For more than a decade, the South Carolina Environmental Law Project (SCELP) and the Coastal Conservation League have fought senseless construction to protect a fragile resource, public access, and wildlife habitat. The first case went to the Supreme Court four times, with the groups ultimately prevailing, resulting in a ruling in April that concluded that the public benefits to preserving the Spit outweighed any benefits to developing it. And for the second time, the Justices rebuked Judge Anderson’s prior decisions.
In an about-face of the Supreme Court’s ruling, the Administrative Law Court (ALC) concluded that the “economic benefits of developing the upland” outweigh preservation of the riverbank and Spit, authorizing the project to proceed. The ALC acknowledged that “the Spit is geographically and morphologically unstable and that inlets are the most dynamic part of barrier islands.” And Judge Anderson recognized that the neck of the Spit has been eroding on the riverside, resulting in a consistently decreasing width for the road and infrastructure access corridor. For example, between 2006 and 2016, when DHEC last took critical area measurements, the access corridor had shrunk from 97.52 feet to 29.25 feet.
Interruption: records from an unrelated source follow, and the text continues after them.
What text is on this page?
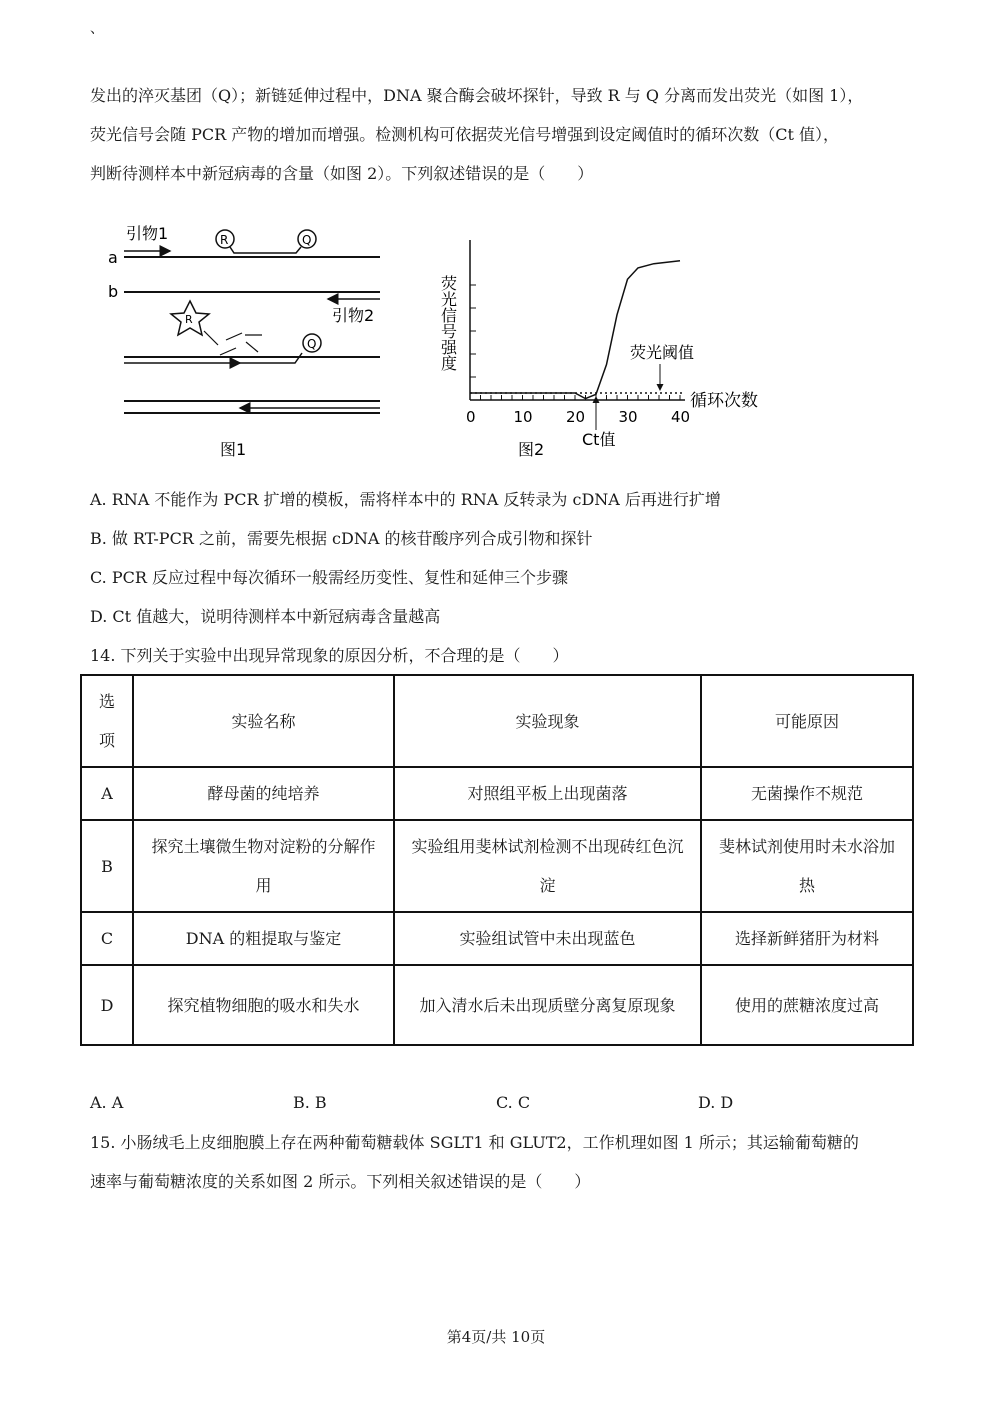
、
发出的淬灭基团（Q）；新链延伸过程中，DNA 聚合酶会破坏探针，导致 R 与 Q 分离而发出荧光（如图 1），
荧光信号会随 PCR 产物的增加而增强。检测机构可依据荧光信号增强到设定阈值时的循环次数（Ct 值），
判断待测样本中新冠病毒的含量（如图 2）。下列叙述错误的是（　　）
a
引物1	R	Q
b
引物2
R
Q
图1
0	10 20 30 40
荧光信号强度
循环次数
荧光阈值
Ct值
图2
A. RNA 不能作为 PCR 扩增的模板，需将样本中的 RNA 反转录为 cDNA 后再进行扩增
B. 做 RT-PCR 之前，需要先根据 cDNA 的核苷酸序列合成引物和探针
C. PCR 反应过程中每次循环一般需经历变性、复性和延伸三个步骤
D. Ct 值越大，说明待测样本中新冠病毒含量越高
14. 下列关于实验中出现异常现象的原因分析，不合理的是（　　）
选
项	实验名称	实验现象	可能原因
A	酵母菌的纯培养	对照组平板上出现菌落	无菌操作不规范
B	探究土壤微生物对淀粉的分解作用	实验组用斐林试剂检测不出现砖红色沉淀	斐林试剂使用时未水浴加热
C	DNA 的粗提取与鉴定	实验组试管中未出现蓝色	选择新鲜猪肝为材料
D	探究植物细胞的吸水和失水	加入清水后未出现质壁分离复原现象	使用的蔗糖浓度过高
A. A	B. B	C. C	D. D
15. 小肠绒毛上皮细胞膜上存在两种葡萄糖载体 SGLT1 和 GLUT2，工作机理如图 1 所示；其运输葡萄糖的
速率与葡萄糖浓度的关系如图 2 所示。下列相关叙述错误的是（　　）
第4页/共 10页
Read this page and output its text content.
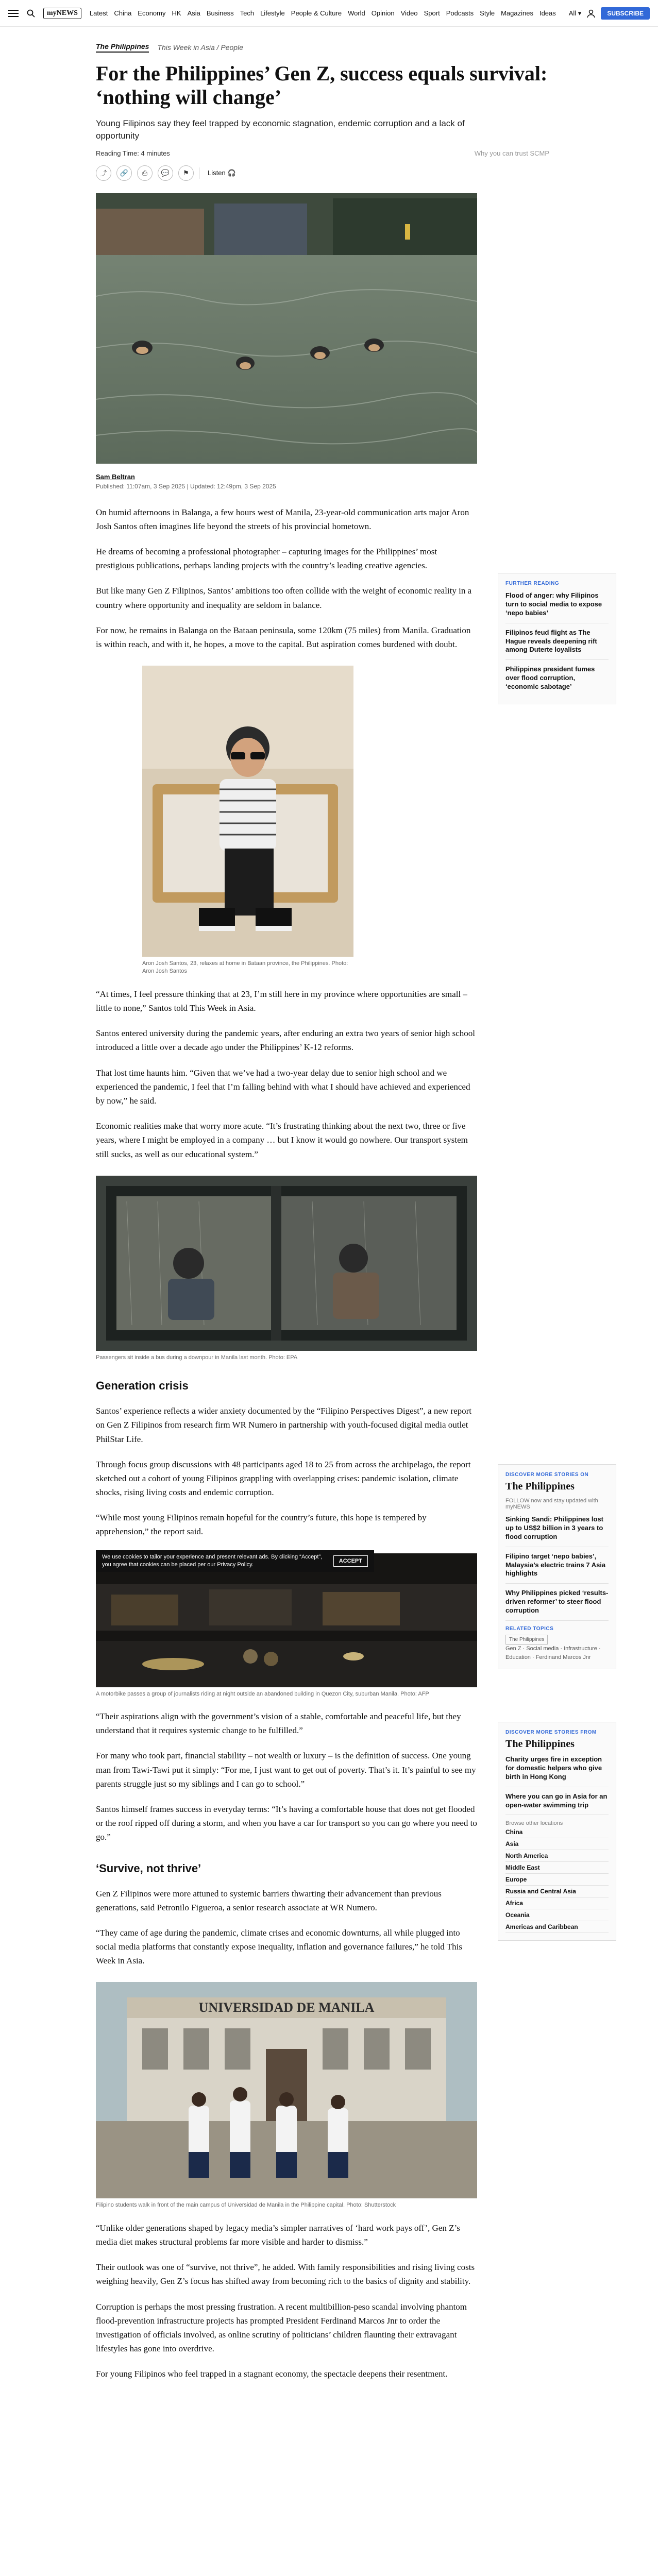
myNEWS	Latest China Economy HK Asia Business Tech Lifestyle People & Culture World Opinion Video Sport Podcasts Style Magazines Ideas All ▾	SUBSCRIBE
The Philippines This Week in Asia / People
For the Philippines’ Gen Z, success equals survival: ‘nothing will change’
Young Filipinos say they feel trapped by economic stagnation, endemic corruption and a lack of opportunity
Reading Time: 4 minutes	Why you can trust SCMP
⤴	🔗	⎙	💬	⚑	Listen 🎧
Sam Beltran
Published: 11:07am, 3 Sep 2025 | Updated: 12:49pm, 3 Sep 2025
FURTHER READING
Flood of anger: why Filipinos turn to social media to expose ‘nepo babies’
Filipinos feud flight as The Hague reveals deepening rift among Duterte loyalists
Philippines president fumes over flood corruption, ‘economic sabotage’
DISCOVER MORE STORIES ON
The Philippines
FOLLOW now and stay updated with myNEWS
Sinking Sandi: Philippines lost up to US$2 billion in 3 years to flood corruption
Filipino target ‘nepo babies’, Malaysia’s electric trains 7 Asia highlights
Why Philippines picked ‘results-driven reformer’ to steer flood corruption
RELATED TOPICS
The Philippines
Gen Z · Social media · Infrastructure · Education · Ferdinand Marcos Jnr
DISCOVER MORE STORIES FROM
The Philippines
Charity urges fire in exception for domestic helpers who give birth in Hong Kong
Where you can go in Asia for an open-water swimming trip
Browse other locations
China
Asia
North America
Middle East
Europe
Russia and Central Asia
Africa
Oceania
Americas and Caribbean

On humid afternoons in Balanga, a few hours west of Manila, 23-year-old communication arts major Aron Josh Santos often imagines life beyond the streets of his provincial hometown.

He dreams of becoming a professional photographer – capturing images for the Philippines’ most prestigious publications, perhaps landing projects with the country’s leading creative agencies.

But like many Gen Z Filipinos, Santos’ ambitions too often collide with the weight of economic reality in a country where opportunity and inequality are seldom in balance.

For now, he remains in Balanga on the Bataan peninsula, some 120km (75 miles) from Manila. Graduation is within reach, and with it, he hopes, a move to the capital. But aspiration comes burdened with doubt.

Aron Josh Santos, 23, relaxes at home in Bataan province, the Philippines. Photo: Aron Josh Santos

“At times, I feel pressure thinking that at 23, I’m still here in my province where opportunities are small – little to none,” Santos told This Week in Asia.

Santos entered university during the pandemic years, after enduring an extra two years of senior high school introduced a little over a decade ago under the Philippines’ K-12 reforms.

That lost time haunts him. “Given that we’ve had a two-year delay due to senior high school and we experienced the pandemic, I feel that I’m falling behind with what I should have achieved and experienced by now,” he said.

Economic realities make that worry more acute. “It’s frustrating thinking about the next two, three or five years, where I might be employed in a company … but I know it would go nowhere. Our transport system still sucks, as well as our educational system.”

Passengers sit inside a bus during a downpour in Manila last month. Photo: EPA
Generation crisis

Santos’ experience reflects a wider anxiety documented by the “Filipino Perspectives Digest”, a new report on Gen Z Filipinos from research firm WR Numero in partnership with youth-focused digital media outlet PhilStar Life.

Through focus group discussions with 48 participants aged 18 to 25 from across the archipelago, the report sketched out a cohort of young Filipinos grappling with overlapping crises: pandemic isolation, climate shocks, rising living costs and endemic corruption.

“While most young Filipinos remain hopeful for the country’s future, this hope is tempered by apprehension,” the report said.

We use cookies to tailor your experience and present relevant ads. By clicking “Accept”, you agree that cookies can be placed per our Privacy Policy.
ACCEPT
A motorbike passes a group of journalists riding at night outside an abandoned building in Quezon City, suburban Manila. Photo: AFP

“Their aspirations align with the government’s vision of a stable, comfortable and peaceful life, but they understand that it requires systemic change to be fulfilled.”

For many who took part, financial stability – not wealth or luxury – is the definition of success. One young man from Tawi-Tawi put it simply: “For me, I just want to get out of poverty. That’s it. It’s painful to see my parents struggle just so my siblings and I can go to school.”

Santos himself frames success in everyday terms: “It’s having a comfortable house that does not get flooded or the roof ripped off during a storm, and when you have a car for transport so you can go where you need to go.”

‘Survive, not thrive’

Gen Z Filipinos were more attuned to systemic barriers thwarting their advancement than previous generations, said Petronilo Figueroa, a senior research associate at WR Numero.

“They came of age during the pandemic, climate crises and economic downturns, all while plugged into social media platforms that constantly expose inequality, inflation and governance failures,” he told This Week in Asia.

UNIVERSIDAD DE MANILA
Filipino students walk in front of the main campus of Universidad de Manila in the Philippine capital. Photo: Shutterstock

“Unlike older generations shaped by legacy media’s simpler narratives of ‘hard work pays off’, Gen Z’s media diet makes structural problems far more visible and harder to dismiss.”

Their outlook was one of “survive, not thrive”, he added. With family responsibilities and rising living costs weighing heavily, Gen Z’s focus has shifted away from becoming rich to the basics of dignity and stability.

Corruption is perhaps the most pressing frustration. A recent multibillion-peso scandal involving phantom flood-prevention infrastructure projects has prompted President Ferdinand Marcos Jnr to order the investigation of officials involved, as online scrutiny of politicians’ children flaunting their extravagant lifestyles has gone into overdrive.

For young Filipinos who feel trapped in a stagnant economy, the spectacle deepens their resentment.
“While the permit was issued based on DHEC’s May 2016 critical line measurements, nearly two and a half years have passed. As time has passed, even more of the shoreline has eroded, and now the road cannot be built without impacting DHEC’s critical area. Yet the permit is conditioned on the project having no impacts on the critical area. The ALC’s ruling simply fails to address this reality of a consistently and severely eroding shoreline, along with the dangers of building in a vulnerable location. If we learn one thing from the natural disasters currently threatening our state, it is that we should not place people and structures directly in harm’s way, particularly in the era of sea level rise, regular hurricanes, and major flooding,” SCELP Executive Director and attorney Amy Armstrong said.
“Judge Anderson’s decision is poorly-timed and insensitive. South Carolinians and coastal communities are right now struggling to keep their homes safe and dry from violent storms, rising tides, and severe erosion,” Conservation League Executive Director Laura Cantral said. “In the last 10 years, Captain Sams has lost 68 feet of land leading out to the Spit. This decision puts future homeowners at risk and threatens to destroy one of the state’s last undeveloped stretches of coastline.”
“Captain Sams is no place for 50 houses, a road, walls, and utility lines. It must be preserved for strand-feeding dolphins, sea and shorebirds, and present and future South Carolinians. Despite this decision, the fight is not over, and we won’t rest until the Spit is saved,” she said.
The groups plan to appeal the decision. They are filing a motion asking Judge Anderson to stay the effect of his Order while it is on appeal today.
# # #
The South Carolina Environmental Law Project (SCELP) is a nonprofit public interest law firm, dedicated to the protection of the South Carolina’s environment. Its mission is to protect the natural environment of South Carolina by providing legal services and advice to environmental organizations and concerned citizens and by improving the state’s system of environmental regulation.
The Coastal Conservation League is a nonprofit advocacy organization dedicated to protecting the coastal resources of South Carolina. Its mission is to protect the state’s natural landscapes, abundant wildlife, clean water and quality of life. Since 1989, the Conservation League has carried out this mission by working with citizens, local government and the state legislature.